An Apartment Called Freedom (Arabic:شقة الحرية) is a 1994 novel by Ghazi Abdul Rahman Al Gosaibi. It tells the story of a group of young men with different ideologies living together in an apartment in Cairo while they finish their studies. The novel discusses in detail the state of intellectual currents among Arab youth in the inflamed period of Arab history between 1948 and 1967.

The novel is considered a landmark work for Saudi Arabian literature, being the first novel to address themes of "political ideologies, identity loss, perception of others, human rights, terrorism, and sexuality".

The novel was banned in Saudi Arabia for a while. An English translation was published in 1996 by Kegan Paul, under the name An Apartment Called Freedom.

== Plot ==
In August 1956, 16-year-old Fouad, a young Bahraini man, packs to go to Cairo, where he will study law. He and his Bahraini peers are supporters of Egyptian President Gamal Abdel Nasser.

Upon arriving in Cairo, Fouad faces difficulty in finding a visa and finding his friends. Mr. Shareef, his former teacher, returns from a trip and helps Fouad with both logistical matters and as a mentor. Mr. Shareef helps Fouad find a boarding house, where he stays with a Jordanian man, Adnan, an Iraqi man, Majeed, and his friend Qasim. His two other Bahraini friends, Yacoub and Abdul-Karim, lodge elsewhere. The six men soon become close friends.

The Bahraini men are surprised by the comparative liberalism of Egypt, especially when it comes to women, and they quickly become interested in finding girlfriends. They soon manage to rent their own apartment, which they call Apartment Freedom. They set up 70 rules for themselves and any other roommates. Their quests to find girlfriends leads some of them to engage with sex workers, while Fouad finds a number of girlfriends. Fouad considers marrying one of the women he dates, but his parents reject the idea, having already started to arrange a marriage for him.

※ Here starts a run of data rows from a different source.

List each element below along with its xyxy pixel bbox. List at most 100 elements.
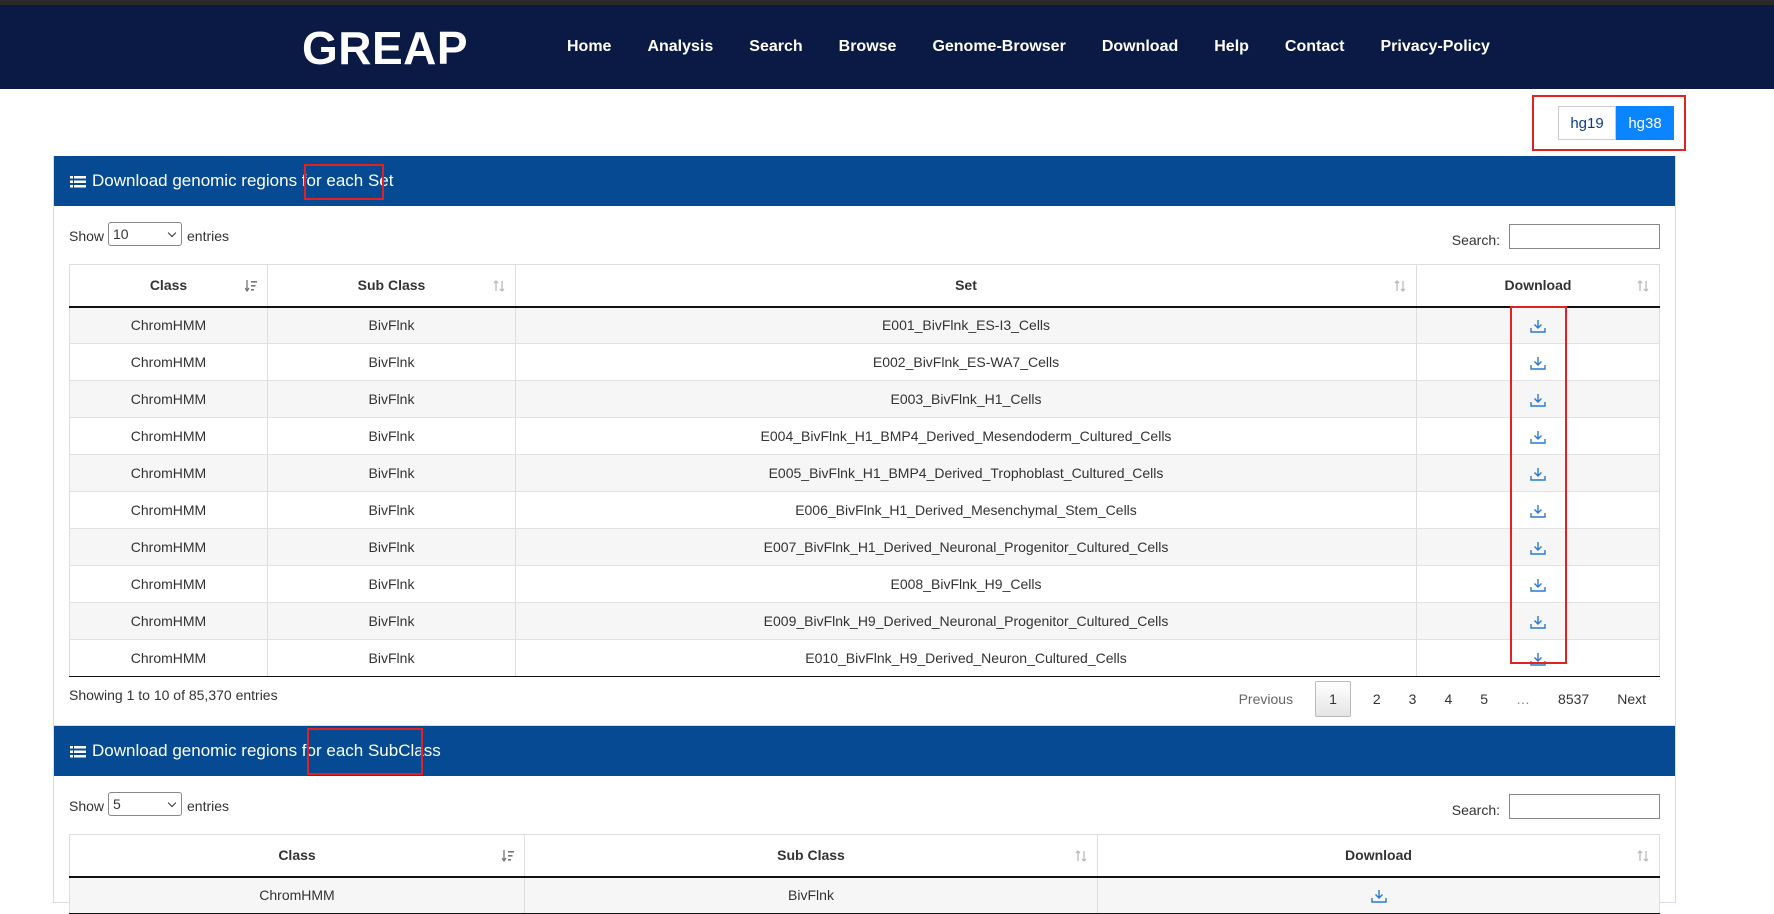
cell-subclass: BivFlnk [267,565,516,603]
cell-class: ChromHMM [69,639,268,677]
column-header-subclass[interactable]: Sub Class [524,834,1098,878]
navbar: GREAP Home Analysis Search Browse Genome-Bro… [0,5,1774,89]
subclass-panel-header: Download genomic regions for each SubCla… [54,726,1675,776]
pagination-page-1[interactable]: 1 [1315,681,1351,717]
pagination-page-3[interactable]: 3 [1395,682,1431,716]
set-panel-header: Download genomic regions for each Set [54,156,1675,206]
cell-subclass: BivFlnk [267,380,516,418]
entries-label: entries [187,228,230,244]
table-row: ChromHMM BivFlnk E008_BivFlnk_H9_Cells [69,565,1660,603]
subclass-table-controls: Show 5 entries Search: [69,792,1660,824]
highlight-box-download-column [1510,306,1567,664]
search-label: Search: [1451,232,1500,248]
set-search-input[interactable] [1509,224,1660,249]
cell-class: ChromHMM [69,602,268,640]
nav-browse[interactable]: Browse [839,38,897,56]
cell-class: ChromHMM [69,528,268,566]
chevron-down-icon [167,798,177,808]
sort-icon [1075,849,1087,863]
cell-class: ChromHMM [69,491,268,529]
cell-set: E009_BivFlnk_H9_Derived_Neuronal_Progeni… [515,602,1417,640]
cell-set: E008_BivFlnk_H9_Cells [515,565,1417,603]
download-icon[interactable] [1370,889,1387,904]
search-label: Search: [1451,802,1500,818]
cell-set: E003_BivFlnk_H1_Cells [515,380,1417,418]
table-row: ChromHMM BivFlnk E010_BivFlnk_H9_Derived_N… [69,639,1660,677]
table-info: Showing 1 to 10 of 85,370 entries [69,687,278,703]
show-label: Show [69,798,105,814]
page-size-value: 5 [113,796,121,812]
cell-subclass: BivFlnk [267,491,516,529]
pagination-next[interactable]: Next [1603,682,1660,716]
cell-set: E010_BivFlnk_H9_Derived_Neuron_Cultured_… [515,639,1417,677]
column-header-class[interactable]: Class [69,264,268,308]
subclass-table: Class Sub Class Download ChromHMM BivFlnk [69,834,1660,914]
cell-download [1097,876,1660,914]
cell-class: ChromHMM [69,876,525,914]
subclass-panel-title: Download genomic regions for [92,741,322,760]
show-label: Show [69,228,105,244]
table-row: ChromHMM BivFlnk E004_BivFlnk_H1_BMP4_Deri… [69,417,1660,455]
table-row: ChromHMM BivFlnk E001_BivFlnk_ES-I3_Cells [69,306,1660,344]
nav-home[interactable]: Home [567,38,611,56]
set-table-controls: Show 10 entries Search: [69,222,1660,254]
highlight-box-each-subclass [307,728,423,775]
table-row: ChromHMM BivFlnk E007_BivFlnk_H1_Derived_N… [69,528,1660,566]
entries-label: entries [187,798,230,814]
cell-class: ChromHMM [69,565,268,603]
column-header-download[interactable]: Download [1416,264,1660,308]
column-header-class[interactable]: Class [69,834,525,878]
page-size-value: 10 [113,226,129,242]
set-table: Class Sub Class Set Download ChromHMM Biv… [69,264,1660,677]
table-row: ChromHMM BivFlnk E006_BivFlnk_H1_Derived_M… [69,491,1660,529]
set-download-panel: Download genomic regions for each Set Sh… [53,156,1676,726]
nav-contact[interactable]: Contact [1285,38,1345,56]
nav-search[interactable]: Search [749,38,802,56]
cell-set: E005_BivFlnk_H1_BMP4_Derived_Trophoblast… [515,454,1417,492]
nav-genome-browser[interactable]: Genome-Browser [932,38,1065,56]
pagination-page-5[interactable]: 5 [1466,682,1502,716]
nav-analysis[interactable]: Analysis [647,38,713,56]
set-table-footer: Showing 1 to 10 of 85,370 entries Previo… [69,677,1660,725]
pagination: Previous 1 2 3 4 5 … 8537 Next [1225,681,1660,717]
cell-class: ChromHMM [69,417,268,455]
cell-set: E004_BivFlnk_H1_BMP4_Derived_Mesendoderm… [515,417,1417,455]
cell-subclass: BivFlnk [267,639,516,677]
pagination-ellipsis: … [1516,691,1531,707]
cell-set: E007_BivFlnk_H1_Derived_Neuronal_Progeni… [515,528,1417,566]
nav-help[interactable]: Help [1214,38,1249,56]
table-row: ChromHMM BivFlnk E005_BivFlnk_H1_BMP4_Deri… [69,454,1660,492]
highlight-box-each-set [304,164,384,200]
sort-icon [1394,279,1406,293]
table-row: ChromHMM BivFlnk E003_BivFlnk_H1_Cells [69,380,1660,418]
column-header-subclass[interactable]: Sub Class [267,264,516,308]
sort-asc-icon [502,849,514,863]
pagination-page-4[interactable]: 4 [1430,682,1466,716]
main-nav: Home Analysis Search Browse Genome-Browser Do… [567,5,1526,89]
list-icon [70,744,86,758]
column-header-set[interactable]: Set [515,264,1417,308]
page-size-select[interactable]: 10 [108,222,182,246]
cell-class: ChromHMM [69,306,268,344]
pagination-previous[interactable]: Previous [1225,682,1315,716]
column-header-download[interactable]: Download [1097,834,1660,878]
cell-set: E002_BivFlnk_ES-WA7_Cells [515,343,1417,381]
set-panel-title: Download genomic regions for [92,171,322,190]
table-row: ChromHMM BivFlnk [69,876,1660,914]
brand-logo[interactable]: GREAP [302,23,468,73]
cell-subclass: BivFlnk [267,343,516,381]
chevron-down-icon [167,228,177,238]
page-size-select[interactable]: 5 [108,792,182,816]
nav-download[interactable]: Download [1102,38,1178,56]
cell-subclass: BivFlnk [267,528,516,566]
subclass-search-input[interactable] [1509,794,1660,819]
cell-subclass: BivFlnk [267,602,516,640]
nav-privacy-policy[interactable]: Privacy-Policy [1380,38,1489,56]
pagination-page-2[interactable]: 2 [1359,682,1395,716]
pagination-page-last[interactable]: 8537 [1544,682,1603,716]
cell-subclass: BivFlnk [267,306,516,344]
sort-icon [1637,279,1649,293]
cell-class: ChromHMM [69,454,268,492]
cell-class: ChromHMM [69,343,268,381]
sort-asc-icon [245,279,257,293]
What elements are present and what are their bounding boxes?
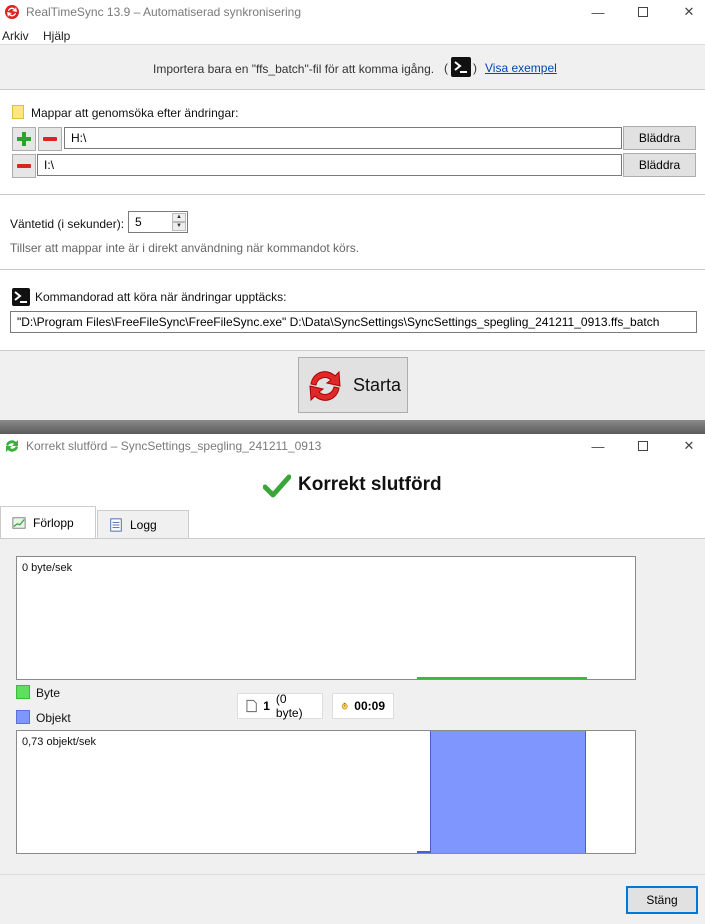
menu-bar: Arkiv Hjälp: [0, 24, 705, 44]
folder-path-input-1[interactable]: H:\: [64, 127, 622, 149]
title-bar[interactable]: RealTimeSync 13.9 – Automatiserad synkro…: [0, 0, 705, 24]
close-icon: ✕: [683, 438, 695, 453]
dialog-minimize-button[interactable]: —: [575, 434, 621, 458]
start-button[interactable]: Starta: [298, 357, 408, 413]
minus-icon: [17, 164, 31, 168]
hint-close-paren: ): [473, 61, 477, 75]
import-hint-text: Importera bara en "ffs_batch"-fil för at…: [153, 62, 435, 76]
minimize-button[interactable]: —: [575, 0, 621, 24]
plus-icon: [17, 132, 31, 146]
folders-label: Mappar att genomsöka efter ändringar:: [31, 106, 239, 120]
dialog-maximize-button[interactable]: [620, 434, 666, 458]
items-baseline: [417, 851, 431, 853]
spinner-arrows[interactable]: ▲ ▼: [172, 213, 186, 231]
tab-log-label: Logg: [130, 517, 157, 532]
window-title: RealTimeSync 13.9 – Automatiserad synkro…: [26, 5, 302, 19]
spin-down-icon[interactable]: ▼: [172, 222, 186, 231]
sync-icon: [6, 440, 18, 452]
elapsed-stat: 00:09: [332, 693, 394, 719]
dialog-title-bar[interactable]: Korrekt slutförd – SyncSettings_spegling…: [0, 434, 705, 458]
items-rate-label: 0,73 objekt/sek: [22, 736, 96, 748]
wait-time-value: 5: [135, 215, 142, 229]
folder-path-input-2[interactable]: I:\: [37, 154, 622, 176]
show-example-link[interactable]: Visa exempel: [485, 61, 557, 75]
desktop-background: [0, 420, 705, 434]
legend-swatch-items: [16, 710, 30, 724]
items-stat: 1 (0 byte): [237, 692, 323, 720]
legend-swatch-bytes: [16, 685, 30, 699]
tab-progress-label: Förlopp: [33, 515, 74, 530]
command-panel: Kommandorad att köra när ändringar upptä…: [0, 270, 705, 350]
hint-open-paren: (: [444, 61, 448, 75]
command-prompt-icon: [451, 57, 471, 77]
realtimesync-window: RealTimeSync 13.9 – Automatiserad synkro…: [0, 0, 705, 420]
command-prompt-icon: [12, 288, 30, 306]
start-label: Starta: [353, 375, 402, 395]
wait-panel: Väntetid (i sekunder): Tillser att mappa…: [0, 195, 705, 269]
progress-dialog: Korrekt slutförd – SyncSettings_spegling…: [0, 434, 705, 924]
import-hint-bar: Importera bara en "ffs_batch"-fil för at…: [0, 44, 705, 90]
items-count: 1: [263, 699, 270, 713]
wait-time-hint: Tillser att mappar inte är i direkt anvä…: [10, 241, 360, 255]
progress-chart-icon: [12, 516, 26, 529]
items-size: (0 byte): [275, 692, 303, 720]
maximize-icon: [638, 7, 648, 17]
status-title: Korrekt slutförd: [298, 474, 442, 495]
tab-progress[interactable]: Förlopp: [0, 506, 96, 538]
wait-time-label: Väntetid (i sekunder):: [10, 217, 125, 231]
log-list-icon: [110, 517, 122, 532]
bytes-line: [417, 677, 587, 679]
folder-icon: [12, 105, 24, 119]
minimize-icon: —: [591, 438, 605, 454]
remove-folder-button-2[interactable]: [12, 154, 36, 178]
folders-panel: Mappar att genomsöka efter ändringar: H:…: [0, 90, 705, 194]
dialog-title: Korrekt slutförd – SyncSettings_spegling…: [26, 439, 322, 453]
browse-button-2[interactable]: Bläddra: [623, 153, 696, 177]
close-icon: ✕: [683, 4, 695, 19]
menu-item-arkiv[interactable]: Arkiv: [2, 29, 29, 43]
wait-time-spinner[interactable]: 5 ▲ ▼: [128, 211, 188, 233]
menu-item-hjalp[interactable]: Hjälp: [43, 29, 70, 43]
file-icon: [246, 699, 257, 713]
minimize-icon: —: [591, 4, 605, 20]
dialog-footer: [0, 874, 705, 924]
legend-label-items: Objekt: [36, 711, 71, 725]
bytes-rate-label: 0 byte/sek: [22, 562, 73, 574]
elapsed-time: 00:09: [354, 699, 385, 713]
tab-log[interactable]: Logg: [97, 510, 189, 538]
stopwatch-icon: [341, 702, 348, 710]
command-label: Kommandorad att köra när ändringar upptä…: [35, 290, 287, 304]
spin-up-icon[interactable]: ▲: [172, 213, 186, 222]
close-button[interactable]: Stäng: [626, 886, 698, 914]
bytes-graph: 0 byte/sek: [16, 556, 636, 680]
items-area: [430, 731, 586, 853]
close-window-button[interactable]: ✕: [666, 0, 705, 24]
browse-button-1[interactable]: Bläddra: [623, 126, 696, 150]
tab-bar: Förlopp Logg: [0, 506, 705, 538]
add-folder-button[interactable]: [12, 127, 36, 151]
command-line-input[interactable]: "D:\Program Files\FreeFileSync\FreeFileS…: [10, 311, 697, 333]
maximize-button[interactable]: [620, 0, 666, 24]
realtimesync-app-icon: [5, 5, 19, 19]
minus-icon: [43, 137, 57, 141]
checkmark-icon: [263, 474, 291, 498]
maximize-icon: [638, 441, 648, 451]
remove-folder-button-1[interactable]: [38, 127, 62, 151]
items-graph: 0,73 objekt/sek: [16, 730, 636, 854]
sync-arrows-icon: [309, 370, 341, 402]
dialog-close-window-button[interactable]: ✕: [666, 434, 705, 458]
legend-label-bytes: Byte: [36, 686, 61, 700]
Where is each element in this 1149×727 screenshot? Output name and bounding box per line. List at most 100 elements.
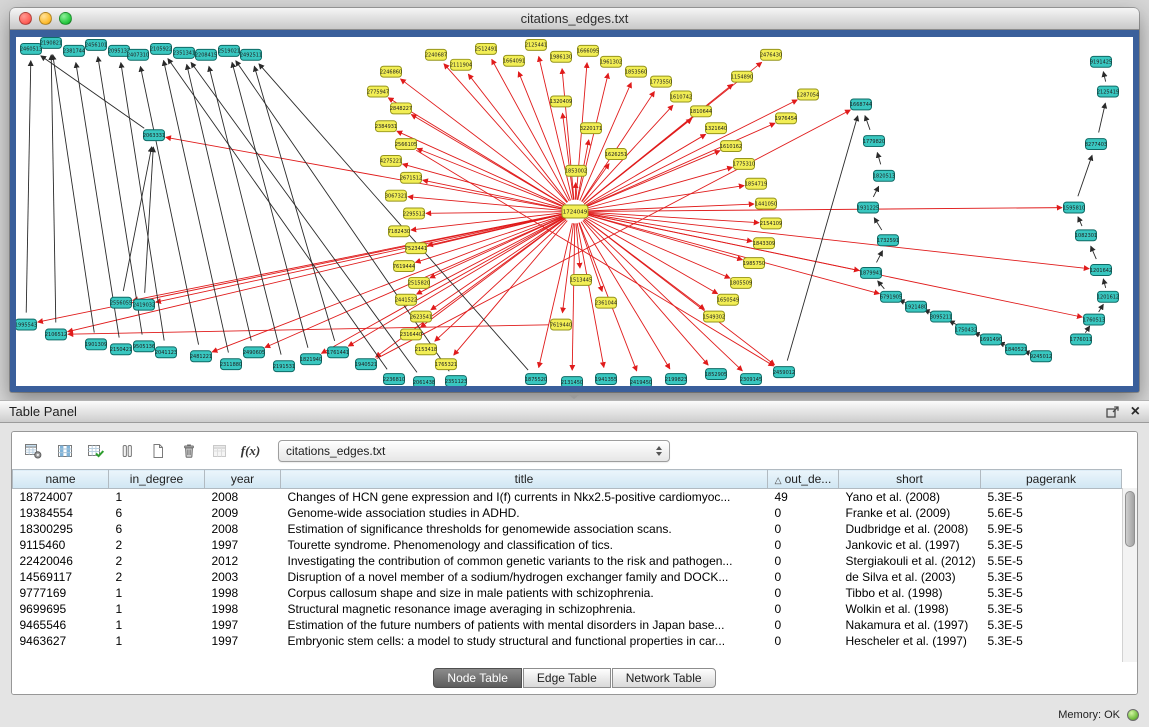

The men also engage in political movements. Fouad joins the Arab Nationalist Movement, while some of his roommates join the Muslim Brotherhood or the Communist party. They also discuss the politics amongst themselves. The group discover some splits among religious lines, as one of the roommates is Shia while the rest are Sunni.

The book also contains some stories written by Fouad and his friend Abdul-Ra'ouf. The two eventually publish their stories in a moderately-successful book, leading them to meet literary and political figures.

The book ends in 1961.

== Critical reviews ==
Critics found the book polarizing. Many critics suggested that one of the protagonists, Fouad, was a representation of Al Gosaibi. Those who enjoyed the book praised its depiction of Cairo and the political and social shifts occurring at the time.

== Television adaptation ==
The novel was made into a TV show under the same name and was aired on MBC in 1995 directed by Magdy Abu Emeira and scripted by Mamdouh El Leithy.